Ryan Henry of “Black Ink Crew: Chicago” in his new tattoo shop, 9Mag.  (Photo Credit: Eddy “Precise” Lamarre for Steed Mmedia Service)

Ryan Henry has become one of the most prominent tattoo artists in the country. The Chicago native is the founder of 9Mag and the face of one of VH1’s most successful shows, “Black Ink Crew: Chicago.”

In an exclusive interview with Henry, we discussed 9Mag, fatherhood, leadership and being an advocate for victims of domestic abuse.

Congratulations on season five of “Black Ink Crew: Chicago. Did you imagine the show going into its fifth season with so much popularity?

I never imagined going into five seasons and I never imagined going into five seasons separated from people that I started with. We are so far removed from the genuine feel we used to have together. I’ve also grown into something way different than I was back then. It’s different but it’s a blessing all the same.

Why do you think people like the cast?

I think what people took from it is that we are all different types of people. When we first started the show we didn’t have any drama because we were all cool; we were family.

What has caused the current friction?

Hidden agendas caused this. It allowed for different egos and different attitudes to grow because I didn’t handle business the way I needed to handle it.

Do you think that taking your place as the leader caused some of the friction?

Absolutely, If I allow people to continue to run over me as I did before, which I had been comfortable doing, I would have never gotten to the level of business where I am now.

You have mentioned your sister contributing to your success even after the tragedy of losing her to violence. Why is it important for you to keep her memory alive?

I’ve always dialed back from talking about my sister and my niece because I didn’t want the sympathy. I never wanted to subject them to that.

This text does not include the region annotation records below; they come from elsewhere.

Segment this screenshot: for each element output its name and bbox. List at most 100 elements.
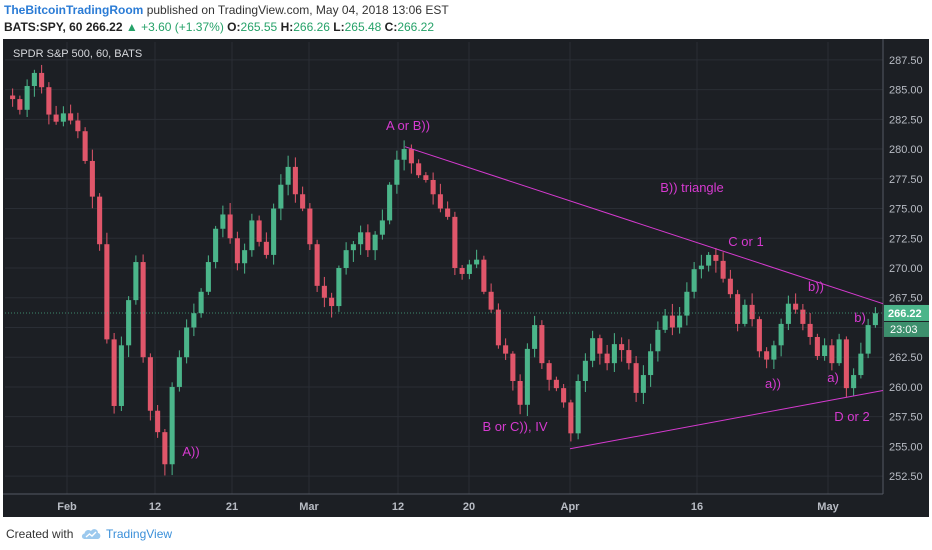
candle-body (256, 220, 262, 242)
candle-body (698, 265, 704, 270)
x-tick-label: 16 (691, 501, 703, 513)
candle-body (75, 120, 81, 132)
candle-body (155, 410, 161, 433)
x-tick-label: Feb (57, 501, 77, 513)
candle-body (829, 345, 835, 364)
candle-body (416, 163, 422, 176)
candle-body (271, 208, 277, 255)
lower-trendline (569, 390, 884, 450)
candle-body (706, 254, 712, 266)
candle-body (582, 360, 588, 381)
candle-body (10, 95, 16, 100)
candle-body (669, 315, 675, 328)
candle-body (118, 345, 124, 406)
candle-body (220, 214, 226, 229)
candle-body (771, 345, 777, 360)
candle-body (336, 268, 342, 307)
candle-body (162, 432, 168, 465)
candle-body (611, 344, 617, 364)
candle-body (488, 291, 494, 310)
candle-body (205, 262, 211, 292)
candle-body (836, 339, 842, 364)
candle-body (249, 220, 255, 251)
x-tick-label: 20 (463, 501, 475, 513)
candle-body (285, 166, 291, 185)
candle-body (379, 220, 385, 235)
candle-body (437, 194, 443, 209)
candle-body (575, 381, 581, 434)
candle-body (430, 179, 436, 195)
candle-body (800, 309, 806, 324)
candle-body (735, 294, 741, 324)
wave-annotation: C or 1 (728, 234, 763, 249)
candle-body (408, 149, 414, 164)
symbol-label: BATS:SPY, 60 (4, 20, 83, 34)
candle-body (358, 232, 364, 245)
candle-body (546, 363, 552, 380)
candle-body (851, 375, 857, 389)
candle-body (466, 264, 472, 274)
candle-body (234, 238, 240, 264)
candle-body (307, 208, 313, 245)
candle-body (510, 353, 516, 381)
candle-body (532, 325, 538, 349)
candle-body (452, 216, 458, 268)
candle-body (481, 259, 487, 292)
candle-body (97, 196, 103, 245)
candle-body (778, 323, 784, 346)
author-link[interactable]: TheBitcoinTradingRoom (4, 3, 144, 17)
publish-line: TheBitcoinTradingRoom published on Tradi… (4, 3, 449, 17)
x-tick-label: 21 (226, 501, 238, 513)
candle-body (727, 278, 733, 295)
y-tick-label: 262.50 (889, 352, 923, 364)
tradingview-brand[interactable]: TradingView (106, 527, 173, 541)
candle-body (350, 244, 356, 251)
candle-body (597, 338, 603, 354)
candle-body (17, 99, 23, 110)
candle-body (133, 262, 139, 301)
x-tick-label: 12 (149, 501, 161, 513)
candle-body (82, 131, 88, 161)
candle-body (517, 381, 523, 405)
last-price: 266.22 (85, 20, 123, 34)
candle-body (756, 319, 762, 352)
candle-body (655, 329, 661, 352)
x-tick-label: Apr (561, 501, 581, 513)
candle-body (568, 402, 574, 434)
change-value: +3.60 (+1.37%) (141, 20, 224, 34)
candle-body (843, 339, 849, 389)
candle-body (749, 304, 755, 320)
candle-body (619, 344, 625, 351)
candle-body (24, 86, 30, 110)
x-tick-label: Mar (299, 501, 319, 513)
wave-annotation: A or B)) (386, 118, 430, 133)
candle-body (321, 285, 327, 298)
price-badge-bg (884, 304, 929, 321)
candle-body (278, 184, 284, 209)
candle-body (213, 228, 219, 263)
candle-body (495, 309, 501, 346)
y-tick-label: 255.00 (889, 441, 923, 453)
wave-annotation: D or 2 (834, 409, 869, 424)
y-tick-label: 252.50 (889, 471, 923, 483)
wave-annotation: A)) (182, 444, 199, 459)
candle-body (822, 345, 828, 357)
candle-body (111, 339, 117, 406)
timer-badge-bg (884, 321, 929, 337)
candle-body (300, 194, 306, 209)
candle-body (524, 348, 530, 405)
candle-body (640, 375, 646, 393)
candle-body (147, 357, 153, 411)
candle-body (503, 345, 509, 354)
candle-body (169, 386, 175, 465)
wave-annotation: B or C)), IV (482, 419, 547, 434)
candle-body (604, 353, 610, 364)
wave-annotation: b)) (808, 279, 824, 294)
candle-body (314, 244, 320, 286)
candle-body (539, 325, 545, 364)
chart-svg[interactable]: 252.50255.00257.50260.00262.50265.00267.… (3, 39, 929, 517)
candle-body (648, 351, 654, 376)
low-value: 265.48 (344, 20, 382, 34)
candle-body (198, 291, 204, 314)
y-tick-label: 282.50 (889, 114, 923, 126)
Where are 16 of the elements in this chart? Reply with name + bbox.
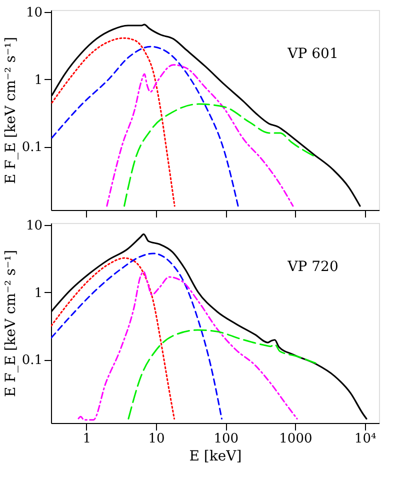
x-tick-label: 1000 <box>279 432 312 446</box>
y-tick-label: 0.1 <box>22 353 42 368</box>
y-axis-title: E F_E [keV cm⁻² s⁻¹] <box>2 250 19 398</box>
y-tick-label: 1 <box>34 286 42 301</box>
x-tick-label: 10 <box>148 432 165 446</box>
x-tick-label: 100 <box>214 432 239 446</box>
annotation: VP 720 <box>286 259 338 275</box>
x-axis-title: E [keV] <box>189 448 242 464</box>
x-tick-label: 1 <box>82 432 92 446</box>
y-axis-title: E F_E [keV cm⁻² s⁻¹] <box>2 36 19 184</box>
y-tick-label: 10 <box>26 5 42 20</box>
y-tick-label: 0.1 <box>22 140 42 156</box>
y-tick-label: 10 <box>26 218 42 234</box>
y-tick-label: 1 <box>34 72 42 88</box>
annotation: VP 601 <box>286 46 338 62</box>
x-tick-label: 10⁴ <box>354 432 376 446</box>
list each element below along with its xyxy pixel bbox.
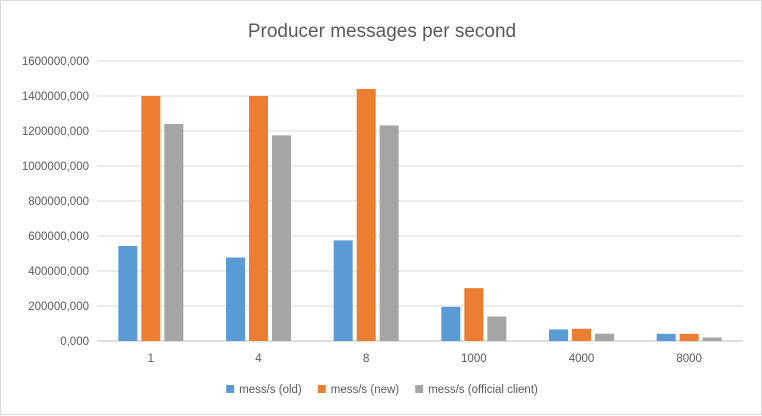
- legend-label: mess/s (new): [331, 384, 400, 396]
- x-tick-label: 1: [148, 353, 154, 365]
- bar: [572, 328, 591, 341]
- y-tick-label: 0,000: [60, 336, 89, 348]
- bars: [118, 89, 722, 342]
- bar: [487, 316, 507, 341]
- bar: [656, 333, 676, 341]
- bar: [549, 329, 568, 341]
- bar: [249, 96, 268, 341]
- bar: [333, 240, 353, 341]
- bar: [118, 245, 138, 341]
- legend-swatch: [226, 385, 235, 393]
- legend-swatch: [317, 385, 326, 393]
- y-tick-label: 600000,000: [28, 231, 89, 243]
- legend-label: mess/s (official client): [428, 384, 538, 396]
- legend: mess/s (old) mess/s (new) mess/s (official…: [226, 384, 538, 396]
- bar: [595, 333, 614, 341]
- x-tick-label: 1000: [461, 353, 487, 365]
- y-tick-label: 800000,000: [28, 196, 89, 208]
- bar: [702, 337, 722, 341]
- bar: [464, 288, 484, 341]
- bar: [379, 125, 399, 342]
- chart-title: Producer messages per second: [248, 21, 516, 42]
- y-tick-label: 200000,000: [28, 301, 89, 313]
- x-tick-label: 8: [363, 353, 369, 365]
- legend-label: mess/s (old): [239, 384, 302, 396]
- gridlines: [97, 60, 743, 342]
- bar: [272, 135, 291, 341]
- bar: [226, 257, 245, 341]
- bar: [164, 124, 184, 341]
- y-tick-label: 400000,000: [28, 266, 89, 278]
- bar: [356, 89, 376, 341]
- bar: [679, 333, 699, 341]
- legend-swatch: [415, 385, 424, 393]
- x-tick-label: 4000: [569, 353, 595, 365]
- y-tick-label: 1000000,000: [22, 161, 89, 173]
- x-tick-label: 4: [255, 353, 262, 365]
- y-tick-label: 1200000,000: [22, 126, 89, 138]
- y-tick-label: 1400000,000: [22, 91, 89, 103]
- bar: [441, 306, 461, 341]
- y-axis: 0,000 200000,000 400000,000 600000,000 80000…: [22, 56, 89, 348]
- x-tick-label: 8000: [676, 353, 702, 365]
- x-axis: 1 4 8 1000 4000 8000: [148, 353, 702, 365]
- y-tick-label: 1600000,000: [22, 56, 89, 68]
- bar: [141, 96, 161, 341]
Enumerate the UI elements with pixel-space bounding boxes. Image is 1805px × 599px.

But, when I did talk about it and how I feel people in social media would reach out to me just to relate and share their stories, it allowed me to become an advocate for victims of domestic violence.

How do your kids view you?

I’m the coolest dad in the school to everybody else but they just see me as [their] dad. Every morning I tell my kids I love them and be successful. These are things we should do as fathers.

What’s next for 9Mag and what words do you have for those looking to follow their dreams?

We just opened up one of the largest tattoo shops in the city. We are expanding to other cities.

Follow your dreams, be persistent. Take everything as constructive criticism. Take the no’s as an opportunity to do it differently. It’s your dream, chase it.